Esame truccato alla Stranieri, Suarez avrebbre avuto un copione da imparare a memoria

Caso Suarez, chiesta assoluzione per tre imputati

Nel caso esploso a Perugia emergono accuse su prove pilotate

La vicenda dell’esame farsa di Suarez torna al centro dell’aula giudiziaria con una requisitoria che riaccende i riflettori su uno dei casi più discussi degli ultimi anni. Secondo la Procura, il test di italiano sostenuto dal calciatore uruguaiano nel settembre 2020 all’Università per Stranieri di Perugia sarebbe stato costruito su misura, con domande anticipate e risposte preparate in anticipo per garantirgli il superamento della prova necessaria alla cittadinanza. E’ quanto riporta oggi Egle Priolo sul Messaggero Umbria.

Il sostituto procuratore Gianpaolo Mocetti ha descritto in aula un quadro che, a suo avviso, non lascia spazio a dubbi: a Suarez sarebbe stato fornito un vero e proprio copione da imparare a memoria, un percorso guidato che avrebbe trasformato l’esame in una formalità. Un esame, ha sottolineato, che non valutava affatto la reale conoscenza della lingua, ma seguiva un canovaccio già definito, utile a soddisfare le esigenze di mercato della Juventus, poi risultata estranea a qualsiasi responsabilità.

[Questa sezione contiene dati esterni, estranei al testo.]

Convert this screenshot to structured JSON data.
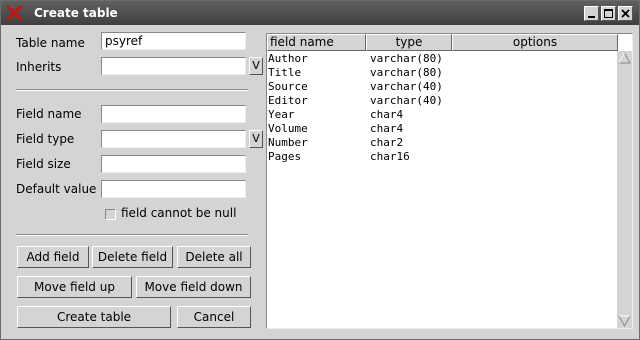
{
  "window": {
    "title": "Create table"
  },
  "form": {
    "table_name_label": "Table name",
    "table_name_value": "psyref",
    "inherits_label": "Inherits",
    "inherits_value": "",
    "dropdown_glyph": "V",
    "field_name_label": "Field name",
    "field_name_value": "",
    "field_type_label": "Field type",
    "field_type_value": "",
    "field_size_label": "Field size",
    "field_size_value": "",
    "default_value_label": "Default value",
    "default_value_value": "",
    "not_null_label": "field cannot be null",
    "not_null_checked": false
  },
  "buttons": {
    "add_field": "Add field",
    "delete_field": "Delete field",
    "delete_all": "Delete all",
    "move_up": "Move field up",
    "move_down": "Move field down",
    "create_table": "Create table",
    "cancel": "Cancel"
  },
  "fields_table": {
    "columns": [
      "field name",
      "type",
      "options"
    ],
    "rows": [
      {
        "name": "Author",
        "type": "varchar(80)",
        "options": ""
      },
      {
        "name": "Title",
        "type": "varchar(80)",
        "options": ""
      },
      {
        "name": "Source",
        "type": "varchar(40)",
        "options": ""
      },
      {
        "name": "Editor",
        "type": "varchar(40)",
        "options": ""
      },
      {
        "name": "Year",
        "type": "char4",
        "options": ""
      },
      {
        "name": "Volume",
        "type": "char4",
        "options": ""
      },
      {
        "name": "Number",
        "type": "char2",
        "options": ""
      },
      {
        "name": "Pages",
        "type": "char16",
        "options": ""
      }
    ]
  },
  "colors": {
    "titlebar": "#4a4a4a",
    "window_bg": "#d4d4d4",
    "close_icon": "#cc1111"
  }
}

Per questo la Procura ha chiesto due anni e otto mesi per l’ex rettrice e per la docente, che avrebbe preparato il calciatore nella full immersion precedente alla prova. Per l’ex direttore generale la richiesta è di due anni e quattro mesi. Le accuse, a vario titolo, riguardano falso ideologico, falso materiale e rivelazione di segreto d’ufficio, oltre all’anticipazione della sessione d’esame per agevolare l’arrivo del campione in piena emergenza Covid.

Elemento centrale dell’impianto accusatorio è l’invio, datato 12 settembre, di materiale contenente le stesse domande poi rivolte a Suarez durante la prova, registrata dalla Guardia di finanza che in quei giorni monitorava l’ateneo. Un dettaglio che, secondo la Procura, dimostrerebbe la volontà di costruire un percorso agevolato, indipendentemente dal livello linguistico del calciatore, che durante l’inchiesta aveva persino richiesto un interprete.

Gli imputati, difesi dagli avvocati David Brunelli e Francesco Falcinelli, hanno sempre respinto ogni addebito, sostenendo che il materiale contestato fosse già disponibile sul sito dell’Università e accessibile a tutti i candidati. Una linea difensiva che punta a smontare l’idea di un trattamento privilegiato e a ricondurre la preparazione del calciatore a una prassi ordinaria.

Il processo proseguirà il 18 marzo con le repliche, per poi arrivare alla sentenza fissata per il 15 aprile, quando il tribunale sarà chiamato a decidere su un caso che ha segnato profondamente l’immagine dell’ateneo e acceso un dibattito nazionale sulla trasparenza delle certificazioni linguistiche.